The carapace is primarily known from various shell fragments, which generally show characteristics typical of meiolaniid turtles. The surface of the individual plates is ornamented by fine foramina and the bones grow thicker towards the outer edge of the shell. The upper part of the shell is only loosely connected to the armor of the belly (plastron). A partial nuchal plate, which would be situated at the front of the shell, is preserved, showing a slight notch and a serrated edge towards the front. This differs from Meiolania, in which the nuchal margin of the shell protrudes. Several pleural and peripheral plates are also known, the later of which forming the outermost rim of the turtle shell. The peripherals, like the nuchal, show a serrated edge similar to what is observed in Niolamia and Meiolania. Some of the scutes that overly the bony carapace have also been identified.

==Phylogeny==
The initial strict consensus tree produced to determine the relationship between Gaffneylania and other meiolaniids suffered from the presence of multiple polytomies. In response a reduced strict consensus tree was calculated by the researchers, recognizing that the Gaffneylania, Patagoniaemys gasparinae and Hangaiemys hoburensis were all unstable and responsible for the problems with the initial tree. Due to the lack of important fossil material such as tail raings and skull scutes, Gaffneylania was recovered in multiple different positions within Meiolaniidae, which includes a basal position along Niolamia or a more derived placement amidst the Australian genera. Despite being regarded as a wildcard taxon and its varying position within the family, it was still determined that Gaffneylania consistently nested within Meiolaniidae.

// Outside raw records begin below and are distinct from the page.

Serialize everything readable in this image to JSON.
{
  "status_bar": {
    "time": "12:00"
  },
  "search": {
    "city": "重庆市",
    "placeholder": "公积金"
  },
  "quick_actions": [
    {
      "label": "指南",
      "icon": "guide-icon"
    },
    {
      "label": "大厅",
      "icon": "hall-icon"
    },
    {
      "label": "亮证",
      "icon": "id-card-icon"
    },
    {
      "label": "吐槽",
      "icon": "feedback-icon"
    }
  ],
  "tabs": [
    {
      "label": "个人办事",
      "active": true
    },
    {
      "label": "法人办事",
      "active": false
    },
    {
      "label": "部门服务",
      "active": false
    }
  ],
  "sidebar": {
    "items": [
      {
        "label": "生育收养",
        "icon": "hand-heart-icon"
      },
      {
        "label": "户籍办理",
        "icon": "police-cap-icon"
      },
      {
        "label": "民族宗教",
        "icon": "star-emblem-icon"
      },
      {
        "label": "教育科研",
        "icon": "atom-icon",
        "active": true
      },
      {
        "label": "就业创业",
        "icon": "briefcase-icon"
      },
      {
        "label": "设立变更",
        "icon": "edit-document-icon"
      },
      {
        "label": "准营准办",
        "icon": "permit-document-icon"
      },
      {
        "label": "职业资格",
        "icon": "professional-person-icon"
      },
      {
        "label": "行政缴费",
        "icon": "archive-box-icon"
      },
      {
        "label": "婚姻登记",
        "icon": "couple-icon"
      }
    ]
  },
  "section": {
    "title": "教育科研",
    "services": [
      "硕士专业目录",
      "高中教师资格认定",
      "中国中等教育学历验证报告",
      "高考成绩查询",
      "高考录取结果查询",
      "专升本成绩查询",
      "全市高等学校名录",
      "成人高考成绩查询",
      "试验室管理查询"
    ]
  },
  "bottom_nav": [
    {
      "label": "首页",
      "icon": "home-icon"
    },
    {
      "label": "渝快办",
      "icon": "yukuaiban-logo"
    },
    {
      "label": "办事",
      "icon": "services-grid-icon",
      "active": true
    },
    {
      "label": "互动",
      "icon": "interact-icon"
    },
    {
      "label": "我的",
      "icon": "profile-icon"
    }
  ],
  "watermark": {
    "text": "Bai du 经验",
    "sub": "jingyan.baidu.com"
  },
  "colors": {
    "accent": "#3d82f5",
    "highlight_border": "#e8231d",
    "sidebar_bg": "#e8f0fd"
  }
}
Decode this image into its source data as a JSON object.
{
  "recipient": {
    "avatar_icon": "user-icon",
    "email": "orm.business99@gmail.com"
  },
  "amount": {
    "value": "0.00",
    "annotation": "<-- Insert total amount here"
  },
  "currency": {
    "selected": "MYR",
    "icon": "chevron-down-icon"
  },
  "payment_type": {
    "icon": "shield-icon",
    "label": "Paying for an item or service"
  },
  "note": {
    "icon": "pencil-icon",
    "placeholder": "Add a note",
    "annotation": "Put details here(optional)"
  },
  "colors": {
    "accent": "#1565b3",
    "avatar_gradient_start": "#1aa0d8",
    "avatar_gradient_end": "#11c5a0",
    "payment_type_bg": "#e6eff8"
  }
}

The reduced strict consensus tree is depicted below, showing the different placements that Gaffneylania might occupy within the family.

==Paleobiology==
Although Gaffneylania is relatively fragmentary compared to many of its relatives, the preservation of the back of the skull allowed for a more detailed analysis of its endocranium, specifically the inner ear. The angle between the anterior and posterior semicircular canals is 115°. By comparison, the angle in modern terrestrial turtles is approximately 100° and in more aquatic turtles like geoemydids and plesiochelydids 80-95°. This much wider angle is consistent with the terrestrial lifestyle typically inferred for meiolaniid turtles. Furthermore, it indicates that Gaffneylania was sensitive to low frequency sounds and likely not a very vocal animal. While the nasal cavity of Gaffneylania itself is not preserved, this inner ear anatomy is congruent with the enhanced sense of smell recovered for Niolamia and Meiolania, overall indicating that these turtles communicated more through smell than through sound. Furthermore, this may be tied to combat behavior during courtship, during which Gaffneylania may have used its spiked shell, horns and armored limbs.

==Extinction==
Sterli and colleagues propose that meiolaniids, and other turtles, went extinct in Patagonia during the middle Eocene after building pressure from climate change, creating colder and dryer conditions. They further suggest that Australasian meiolaniids escaped the same fate due to the fact that Australia, despite being subject to the same changing climate conditions, somewhat balanced out these changes through its continuous movement northward.